Indiana Law Review








This article was written for the Indiana Law Review’s 2011 annual symposium entitled, “What If? Counterfactuals in Constitutional History.” As the article’s title suggests, it considers the impact of Daniel Ellsberg’s decision to leak the Pentagon Papers to the New York Times. The article takes some liberty with the topic of constitutional counterfactuals. Despite its author’s vast enjoyment of several classic movies and television episodes featuring parallel worlds, the article does not build a counterfactual universe in which Daniel Ellsberg never leaked the Pentagon Papers. It hints at such a world indirectly, however, by considering the difference that Ellsberg’s leak made in the universe that we do occupy.
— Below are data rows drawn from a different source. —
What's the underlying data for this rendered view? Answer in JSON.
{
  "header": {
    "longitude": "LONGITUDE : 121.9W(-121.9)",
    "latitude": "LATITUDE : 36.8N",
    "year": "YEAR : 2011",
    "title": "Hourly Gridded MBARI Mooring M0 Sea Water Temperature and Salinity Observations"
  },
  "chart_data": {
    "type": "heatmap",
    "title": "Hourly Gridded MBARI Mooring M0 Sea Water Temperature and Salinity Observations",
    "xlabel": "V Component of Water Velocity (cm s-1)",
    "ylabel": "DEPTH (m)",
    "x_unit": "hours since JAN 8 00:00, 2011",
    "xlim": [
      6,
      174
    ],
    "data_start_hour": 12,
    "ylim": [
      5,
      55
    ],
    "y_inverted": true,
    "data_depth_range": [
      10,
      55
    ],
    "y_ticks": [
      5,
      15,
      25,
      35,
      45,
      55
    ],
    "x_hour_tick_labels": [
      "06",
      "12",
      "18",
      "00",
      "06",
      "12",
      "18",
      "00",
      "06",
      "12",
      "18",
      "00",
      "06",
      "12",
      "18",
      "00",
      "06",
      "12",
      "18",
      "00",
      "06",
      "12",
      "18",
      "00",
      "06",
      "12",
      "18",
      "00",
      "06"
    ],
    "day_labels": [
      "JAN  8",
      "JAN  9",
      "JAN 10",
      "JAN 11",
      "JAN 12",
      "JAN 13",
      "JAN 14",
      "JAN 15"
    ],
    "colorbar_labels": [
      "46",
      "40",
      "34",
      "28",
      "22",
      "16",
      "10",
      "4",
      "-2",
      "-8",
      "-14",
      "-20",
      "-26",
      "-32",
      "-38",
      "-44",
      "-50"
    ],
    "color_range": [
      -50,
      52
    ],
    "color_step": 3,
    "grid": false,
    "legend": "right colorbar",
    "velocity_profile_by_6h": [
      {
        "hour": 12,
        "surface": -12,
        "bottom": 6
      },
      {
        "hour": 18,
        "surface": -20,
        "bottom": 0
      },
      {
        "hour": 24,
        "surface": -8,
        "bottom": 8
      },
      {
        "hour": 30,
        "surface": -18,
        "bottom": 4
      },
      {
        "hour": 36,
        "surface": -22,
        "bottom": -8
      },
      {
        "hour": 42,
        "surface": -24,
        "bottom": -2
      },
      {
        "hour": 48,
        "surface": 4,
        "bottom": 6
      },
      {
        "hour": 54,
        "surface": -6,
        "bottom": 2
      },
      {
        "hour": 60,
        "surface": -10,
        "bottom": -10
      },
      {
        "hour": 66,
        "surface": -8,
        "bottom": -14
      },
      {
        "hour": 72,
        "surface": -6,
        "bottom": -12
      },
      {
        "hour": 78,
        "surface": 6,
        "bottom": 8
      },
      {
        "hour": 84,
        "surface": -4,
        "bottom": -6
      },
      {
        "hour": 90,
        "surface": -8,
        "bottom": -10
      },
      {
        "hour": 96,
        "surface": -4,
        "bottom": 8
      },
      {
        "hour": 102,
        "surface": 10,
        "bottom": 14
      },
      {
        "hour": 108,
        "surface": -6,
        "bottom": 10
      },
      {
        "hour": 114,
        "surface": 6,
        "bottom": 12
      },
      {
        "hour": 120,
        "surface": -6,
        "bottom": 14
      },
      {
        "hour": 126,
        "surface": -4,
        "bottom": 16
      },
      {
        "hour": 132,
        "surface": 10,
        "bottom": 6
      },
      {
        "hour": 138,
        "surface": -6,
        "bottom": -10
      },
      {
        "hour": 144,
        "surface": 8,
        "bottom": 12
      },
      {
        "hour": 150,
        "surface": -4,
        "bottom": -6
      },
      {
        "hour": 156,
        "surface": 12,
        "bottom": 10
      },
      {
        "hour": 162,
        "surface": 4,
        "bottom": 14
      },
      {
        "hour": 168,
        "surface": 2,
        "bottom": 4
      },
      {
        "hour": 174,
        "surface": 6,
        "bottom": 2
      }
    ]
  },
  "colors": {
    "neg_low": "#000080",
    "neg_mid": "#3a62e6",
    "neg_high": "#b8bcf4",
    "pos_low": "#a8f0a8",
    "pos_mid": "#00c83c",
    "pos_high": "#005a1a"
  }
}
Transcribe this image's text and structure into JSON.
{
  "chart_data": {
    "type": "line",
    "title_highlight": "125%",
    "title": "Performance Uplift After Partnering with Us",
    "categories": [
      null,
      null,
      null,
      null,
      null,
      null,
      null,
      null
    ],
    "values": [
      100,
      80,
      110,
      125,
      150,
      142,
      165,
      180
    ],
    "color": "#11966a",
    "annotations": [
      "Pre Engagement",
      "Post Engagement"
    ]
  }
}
Specifically, the article considers the impact of the Pentagon Papers leak on public and judicial attitudes toward secrecy-based assertions by the executive branch. The term secrecy-based assertions covers two types of claims: claims that information must be kept secret to protect national security, and claims that the public would understand and bless the government’s actions if only the public could see the information that they are not permitted to see. This article argues that the Pentagon Papers leak and its aftermath helped set in motion a process of social learning - albeit a non-linear one with plenty of limits and setbacks - that continues to this day on the dangers of excessive deference to secrecy-based assertions by the government.